Safety and systems assessment for probiotic use among children in LMICs
In a separate but related project, Walson, in collaboration with colleagues Kirk Tickell, MBBS, MPH, and Arianna Means, PhD, MPH, at the University of Washington, will lead the development of the first safety and monitoring framework for probiotic treatment among children. The team, which includes Higdon and Mehta, will also conduct a health systems assessment to determine what will be needed to scale up probiotic use for children in LMICs. The project is funded by the Gates Foundation and includes other researchers from University of Washington’s Department of Global Health and the Brighton Collaboration, and aims to include researchers from Kenya, Pakistan, Ethiopia, Rwanda, Bangladesh and other LMIC settings. 

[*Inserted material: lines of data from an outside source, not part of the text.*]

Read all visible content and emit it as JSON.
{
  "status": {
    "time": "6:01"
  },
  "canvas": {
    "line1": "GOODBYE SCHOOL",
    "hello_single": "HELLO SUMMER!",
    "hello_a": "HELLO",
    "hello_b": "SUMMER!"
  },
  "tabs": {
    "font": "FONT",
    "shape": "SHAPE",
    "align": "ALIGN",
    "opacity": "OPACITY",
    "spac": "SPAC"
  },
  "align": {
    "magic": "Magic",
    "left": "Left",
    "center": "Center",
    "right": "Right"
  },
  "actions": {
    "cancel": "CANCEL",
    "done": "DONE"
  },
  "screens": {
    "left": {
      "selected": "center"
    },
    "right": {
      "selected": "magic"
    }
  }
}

In a recent review of probiotic trials that included infants and children, Walson’s team found that few included any approach to assessing adverse events. Developing a monitoring and warning system is especially important given that infants with severe conditions could be more at risk from such interventions that are safe and effective for children less critically ill. Even in the few studies with some safety assessments, probiotic-associated adverse events could have been obscured by the overall reduction in mortality. This safety framework will help public health experts and government officials evaluate and make evidence-based decisions about new probiotics, as well as other treatments, in clinical settings. 

Researchers will conduct key informant interviews with officials at bilateral and multilateral agencies, including WHO. The findings will contribute to blueprints for a global standard of probiotic regulation. The team will also assess the capacity and readiness of current national healthcare systems to incorporate probiotic interventions.  

“Our work will fill crucial research gaps and provide standardized criteria for safety assessment, monitoring, and reporting in studies evaluating live bacterial products as interventions in LMIC settings,” says Walson. “Our findings will also characterize the policy, regulatory, and implementation context across various settings to identify factors that could influence the feasibility of introducing probiotic interventions into routine health facility activities in LMIC settings,” he adds.